The party–founded in May 1998, it is believed, by Volkov–had risen to power under his leadership, reaching its full strength two years later, by which time it controlled the Verkhovna Rada’s (parliament’s) second-largest faction, Regional Revival. And it was Volkov who, acting on Kuchma’s behalf, was behind the formation of the center-right Rada majority in February 2000. The DU ranks by this time were filled with numerous notable oligarchs and bureaucrats, among them Ihor Bakay, former head of the oil and gas monopoly Naftogaz Ukrainy, and Zinovy Kulyk, former information minister and deputy Security and Defense Council (SDC) secretary. Toward the end of 2000 and during this past year, however, the party suffered several major blows. Volkov was implicated–his voice identified among the most scandalous records–in the now-notorious Melnychenko-Kuchma audiotape scandal. Bakay, also accused of corruption and dismissed from all his official posts, quit politics. The United Social Democratic Party (USDP) refused to form an electoral block with the DU. It was clear enough, with popular approval ratings hovering around 1 percent, that the party risked sinking into political oblivion.

Volodymyr Horbulin has kept a low profile in Ukraine since his dismissal from the Security and Defense Council two years ago. Best known in the West as the person who supervised Ukraine’s nuclear disarmament and its rapprochement with NATO, he is also responsible for developing the country’s “multivector” foreign policy of balancing Russian interests in Ukraine with Kyiv’s European aspirations. Domestically, Horbulin is believed to have orchestrated the formation of the two “parties of power”–the People’s Democratic Party in the mid-1990s and, later, the USDP. Wielding far more power than his official title as SDC secretary would suggest, Horbulin acquired a number of enemies in the corridors of power–including the then chairman of Ukraine’s powerful Security Service, Leonid Derkach. Between the two presidential election rounds in the autumn of 1999, Horbulin was replaced as SDC secretary by General Yevhen Marchuk.

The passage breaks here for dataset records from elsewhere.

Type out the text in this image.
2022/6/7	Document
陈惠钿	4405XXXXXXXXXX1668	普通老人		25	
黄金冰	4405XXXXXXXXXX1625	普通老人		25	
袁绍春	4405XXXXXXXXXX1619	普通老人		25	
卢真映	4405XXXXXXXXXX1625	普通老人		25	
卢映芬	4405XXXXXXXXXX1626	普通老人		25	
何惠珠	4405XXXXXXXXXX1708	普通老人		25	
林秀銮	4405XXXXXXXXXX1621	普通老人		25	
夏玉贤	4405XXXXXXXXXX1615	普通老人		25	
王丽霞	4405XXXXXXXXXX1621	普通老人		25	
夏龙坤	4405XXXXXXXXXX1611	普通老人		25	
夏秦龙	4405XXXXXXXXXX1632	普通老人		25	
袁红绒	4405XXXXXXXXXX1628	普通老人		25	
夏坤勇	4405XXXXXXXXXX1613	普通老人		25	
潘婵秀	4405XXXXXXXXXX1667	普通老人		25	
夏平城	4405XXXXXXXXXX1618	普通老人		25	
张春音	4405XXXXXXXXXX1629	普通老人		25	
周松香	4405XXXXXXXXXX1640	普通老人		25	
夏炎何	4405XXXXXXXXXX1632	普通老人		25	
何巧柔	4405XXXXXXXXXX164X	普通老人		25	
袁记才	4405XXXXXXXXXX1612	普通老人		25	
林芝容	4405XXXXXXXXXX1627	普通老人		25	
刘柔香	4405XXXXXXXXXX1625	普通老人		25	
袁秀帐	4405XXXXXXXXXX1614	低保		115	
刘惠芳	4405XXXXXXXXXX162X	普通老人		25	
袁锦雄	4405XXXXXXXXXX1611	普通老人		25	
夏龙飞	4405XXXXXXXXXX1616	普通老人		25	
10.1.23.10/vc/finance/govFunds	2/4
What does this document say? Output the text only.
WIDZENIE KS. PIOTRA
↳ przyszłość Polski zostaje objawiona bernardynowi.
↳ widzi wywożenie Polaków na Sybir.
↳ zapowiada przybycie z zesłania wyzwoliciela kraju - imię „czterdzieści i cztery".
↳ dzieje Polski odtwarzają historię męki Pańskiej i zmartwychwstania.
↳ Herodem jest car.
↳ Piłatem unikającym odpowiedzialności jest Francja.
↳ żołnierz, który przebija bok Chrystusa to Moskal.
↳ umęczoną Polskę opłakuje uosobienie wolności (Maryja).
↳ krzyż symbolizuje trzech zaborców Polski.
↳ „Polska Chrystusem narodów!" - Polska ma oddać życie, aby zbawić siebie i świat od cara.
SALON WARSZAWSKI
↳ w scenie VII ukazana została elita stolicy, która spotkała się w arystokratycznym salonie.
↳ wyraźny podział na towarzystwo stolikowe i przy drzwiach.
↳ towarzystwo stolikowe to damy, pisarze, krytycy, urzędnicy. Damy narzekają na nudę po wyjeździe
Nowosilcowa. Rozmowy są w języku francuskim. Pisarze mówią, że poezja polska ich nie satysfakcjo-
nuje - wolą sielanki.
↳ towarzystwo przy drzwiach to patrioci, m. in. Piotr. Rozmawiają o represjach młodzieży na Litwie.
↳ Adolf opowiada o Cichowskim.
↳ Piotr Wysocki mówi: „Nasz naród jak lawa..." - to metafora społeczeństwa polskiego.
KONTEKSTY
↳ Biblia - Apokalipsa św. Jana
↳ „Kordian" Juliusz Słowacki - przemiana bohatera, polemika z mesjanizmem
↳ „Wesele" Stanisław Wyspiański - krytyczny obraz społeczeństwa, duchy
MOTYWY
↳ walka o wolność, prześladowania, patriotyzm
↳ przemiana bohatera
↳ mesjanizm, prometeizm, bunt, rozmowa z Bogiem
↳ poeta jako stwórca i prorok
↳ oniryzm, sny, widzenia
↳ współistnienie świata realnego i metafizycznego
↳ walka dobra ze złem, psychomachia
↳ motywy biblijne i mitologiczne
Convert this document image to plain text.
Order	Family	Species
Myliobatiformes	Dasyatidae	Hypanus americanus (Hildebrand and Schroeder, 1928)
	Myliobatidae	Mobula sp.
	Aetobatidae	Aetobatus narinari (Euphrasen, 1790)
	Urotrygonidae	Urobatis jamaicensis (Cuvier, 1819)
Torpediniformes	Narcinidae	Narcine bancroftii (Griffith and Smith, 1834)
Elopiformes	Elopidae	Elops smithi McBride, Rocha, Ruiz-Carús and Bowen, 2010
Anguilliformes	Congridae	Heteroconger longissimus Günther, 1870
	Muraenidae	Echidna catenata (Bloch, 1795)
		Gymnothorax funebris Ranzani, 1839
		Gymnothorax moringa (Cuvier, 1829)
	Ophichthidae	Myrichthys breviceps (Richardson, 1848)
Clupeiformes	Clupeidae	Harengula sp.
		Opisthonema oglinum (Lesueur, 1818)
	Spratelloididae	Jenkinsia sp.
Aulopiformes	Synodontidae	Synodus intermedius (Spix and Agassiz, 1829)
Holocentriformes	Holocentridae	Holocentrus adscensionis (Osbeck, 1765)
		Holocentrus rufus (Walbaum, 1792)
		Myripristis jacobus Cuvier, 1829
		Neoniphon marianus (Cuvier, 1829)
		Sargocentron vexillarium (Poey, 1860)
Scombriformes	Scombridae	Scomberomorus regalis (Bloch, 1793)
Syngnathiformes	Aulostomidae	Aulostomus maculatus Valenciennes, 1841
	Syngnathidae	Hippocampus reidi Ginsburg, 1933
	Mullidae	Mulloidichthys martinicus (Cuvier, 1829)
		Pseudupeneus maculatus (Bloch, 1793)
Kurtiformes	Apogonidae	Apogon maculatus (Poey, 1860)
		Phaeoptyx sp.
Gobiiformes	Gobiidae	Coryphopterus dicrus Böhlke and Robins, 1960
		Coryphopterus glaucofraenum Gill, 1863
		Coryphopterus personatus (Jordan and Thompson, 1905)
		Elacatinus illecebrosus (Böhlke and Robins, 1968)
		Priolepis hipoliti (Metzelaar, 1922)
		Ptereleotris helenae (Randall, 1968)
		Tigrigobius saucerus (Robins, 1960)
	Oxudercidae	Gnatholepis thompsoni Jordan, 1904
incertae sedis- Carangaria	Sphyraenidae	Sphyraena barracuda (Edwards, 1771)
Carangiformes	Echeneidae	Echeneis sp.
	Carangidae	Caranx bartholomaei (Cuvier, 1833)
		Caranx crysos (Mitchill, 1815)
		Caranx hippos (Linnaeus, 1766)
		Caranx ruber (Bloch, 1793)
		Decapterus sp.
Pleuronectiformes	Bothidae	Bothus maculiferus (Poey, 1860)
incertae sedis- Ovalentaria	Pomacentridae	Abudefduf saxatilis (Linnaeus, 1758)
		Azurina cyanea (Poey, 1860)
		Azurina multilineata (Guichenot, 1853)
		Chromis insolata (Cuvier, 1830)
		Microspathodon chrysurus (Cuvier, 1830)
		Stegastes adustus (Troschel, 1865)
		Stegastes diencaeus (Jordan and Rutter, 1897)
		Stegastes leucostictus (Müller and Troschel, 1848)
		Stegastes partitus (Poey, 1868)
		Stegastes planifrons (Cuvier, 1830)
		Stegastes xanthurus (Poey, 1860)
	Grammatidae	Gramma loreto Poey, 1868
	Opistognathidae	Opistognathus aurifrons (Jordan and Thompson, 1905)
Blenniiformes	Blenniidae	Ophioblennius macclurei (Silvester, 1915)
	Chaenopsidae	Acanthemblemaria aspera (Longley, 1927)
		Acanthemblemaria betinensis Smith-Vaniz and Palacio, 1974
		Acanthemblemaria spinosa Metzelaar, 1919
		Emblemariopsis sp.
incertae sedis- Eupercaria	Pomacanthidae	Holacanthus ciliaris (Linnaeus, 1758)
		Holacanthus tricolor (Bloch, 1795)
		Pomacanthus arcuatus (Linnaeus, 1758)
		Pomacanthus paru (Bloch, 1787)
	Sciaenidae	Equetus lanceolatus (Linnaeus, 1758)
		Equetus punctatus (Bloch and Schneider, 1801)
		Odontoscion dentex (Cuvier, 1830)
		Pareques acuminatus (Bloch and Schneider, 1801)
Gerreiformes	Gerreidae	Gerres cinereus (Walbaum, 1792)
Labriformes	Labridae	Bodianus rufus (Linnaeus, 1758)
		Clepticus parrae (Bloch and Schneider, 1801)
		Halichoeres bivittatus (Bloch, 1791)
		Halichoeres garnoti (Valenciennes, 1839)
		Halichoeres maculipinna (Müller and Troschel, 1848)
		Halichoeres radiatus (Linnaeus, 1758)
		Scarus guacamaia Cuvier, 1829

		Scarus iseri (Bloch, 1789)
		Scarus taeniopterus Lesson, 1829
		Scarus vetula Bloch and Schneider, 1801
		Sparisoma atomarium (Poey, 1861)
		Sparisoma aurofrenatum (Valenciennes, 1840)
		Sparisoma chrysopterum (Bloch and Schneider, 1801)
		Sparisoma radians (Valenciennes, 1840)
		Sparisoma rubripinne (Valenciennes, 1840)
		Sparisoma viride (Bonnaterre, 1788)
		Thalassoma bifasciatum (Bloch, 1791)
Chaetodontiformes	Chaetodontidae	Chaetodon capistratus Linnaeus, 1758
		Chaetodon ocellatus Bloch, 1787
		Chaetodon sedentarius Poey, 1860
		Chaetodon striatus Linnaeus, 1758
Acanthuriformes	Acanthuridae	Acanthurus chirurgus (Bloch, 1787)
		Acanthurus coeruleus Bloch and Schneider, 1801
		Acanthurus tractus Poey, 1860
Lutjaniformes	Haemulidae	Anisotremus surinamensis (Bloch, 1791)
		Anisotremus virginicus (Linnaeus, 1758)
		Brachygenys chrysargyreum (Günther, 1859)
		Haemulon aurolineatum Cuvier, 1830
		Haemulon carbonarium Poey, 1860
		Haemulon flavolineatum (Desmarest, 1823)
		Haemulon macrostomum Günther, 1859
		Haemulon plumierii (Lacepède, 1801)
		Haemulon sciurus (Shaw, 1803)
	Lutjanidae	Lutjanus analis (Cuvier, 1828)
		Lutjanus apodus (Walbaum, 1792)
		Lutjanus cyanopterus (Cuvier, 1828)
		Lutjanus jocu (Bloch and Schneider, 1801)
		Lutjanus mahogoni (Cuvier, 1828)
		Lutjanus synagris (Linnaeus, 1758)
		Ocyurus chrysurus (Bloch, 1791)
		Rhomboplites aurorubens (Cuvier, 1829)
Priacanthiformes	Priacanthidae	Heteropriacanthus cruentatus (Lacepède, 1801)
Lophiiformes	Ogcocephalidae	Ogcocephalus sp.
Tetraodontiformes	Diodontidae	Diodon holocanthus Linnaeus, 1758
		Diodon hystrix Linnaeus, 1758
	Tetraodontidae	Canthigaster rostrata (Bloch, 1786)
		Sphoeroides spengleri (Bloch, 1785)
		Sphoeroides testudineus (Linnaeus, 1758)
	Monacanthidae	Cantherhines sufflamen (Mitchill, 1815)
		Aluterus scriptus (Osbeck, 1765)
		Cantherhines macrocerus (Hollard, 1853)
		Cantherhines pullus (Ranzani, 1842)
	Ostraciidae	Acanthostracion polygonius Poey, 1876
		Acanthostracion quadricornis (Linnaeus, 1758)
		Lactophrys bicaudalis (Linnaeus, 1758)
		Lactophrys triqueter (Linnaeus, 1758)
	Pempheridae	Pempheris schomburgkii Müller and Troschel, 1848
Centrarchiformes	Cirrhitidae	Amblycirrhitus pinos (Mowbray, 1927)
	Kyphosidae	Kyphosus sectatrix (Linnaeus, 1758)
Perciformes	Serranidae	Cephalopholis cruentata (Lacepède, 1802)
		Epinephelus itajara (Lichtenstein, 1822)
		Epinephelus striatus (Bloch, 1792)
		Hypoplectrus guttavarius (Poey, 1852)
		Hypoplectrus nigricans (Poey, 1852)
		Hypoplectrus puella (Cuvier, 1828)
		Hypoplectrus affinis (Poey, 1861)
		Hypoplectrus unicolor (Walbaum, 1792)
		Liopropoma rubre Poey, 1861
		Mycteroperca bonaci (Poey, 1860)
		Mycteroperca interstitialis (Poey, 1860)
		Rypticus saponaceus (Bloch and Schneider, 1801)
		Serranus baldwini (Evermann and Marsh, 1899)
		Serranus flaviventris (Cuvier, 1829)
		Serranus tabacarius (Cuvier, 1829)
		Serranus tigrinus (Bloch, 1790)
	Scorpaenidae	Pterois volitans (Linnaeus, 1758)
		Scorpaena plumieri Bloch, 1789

Since then Horbulin served, most recently, as head of the state commission for Ukraine’s military-industrial complex, a position not particularly challenging for a man of his caliber, and thus was all too willing to return to big politics, and was regarded as a top candidate for the defense minister post made vacant when Oleksandr Kuzmuk was dismissed last month after the accidental downing of a Russian airliner by a Ukrainian missile on October 4 (see the Monitor, October 12, 25).

It will be difficult for Horbulin to regain the power he once wielded, but he is full of ambition. “My humble personality will significantly improve the party’s image,” Horbulin said, half-jokingly, at a press conference on October 30. Speaking to journalists about why he had accepted the DU proposal, Horbulin explained that he “did not want to be Number 2” in former Premier Viktor Yushchenko’s Our Ukraine bloc, and that “personal differences” prevented him from joining the USDP. He dubbed the presidential United Ukraine bloc as one of “bureaucratic parties” and denied the rumors that he coordinated his choice of heading the DU with Kuchma, but admitted that he and the president have worked together for thirty-eight years.

Horbulin said virtually nothing about the ideology that the DU under his leadership would profess, only that he did not “like things excessively Ukrainian [meaning Yushchenko’s nationalism] or anti-Ukrainian.” But Ukrainian politics is about personalities, not ideologies. But Horbulin, almost uniquely for a politician who has been in Kuchma’s administration since 1994, has a “clean” reputation. Respected in the government, he is almost unknown to the public. This is a dubious virtue for the leader of a party only five months before election day (Forum web site, Ukrainska Pravda, 1+1 TV, October 30).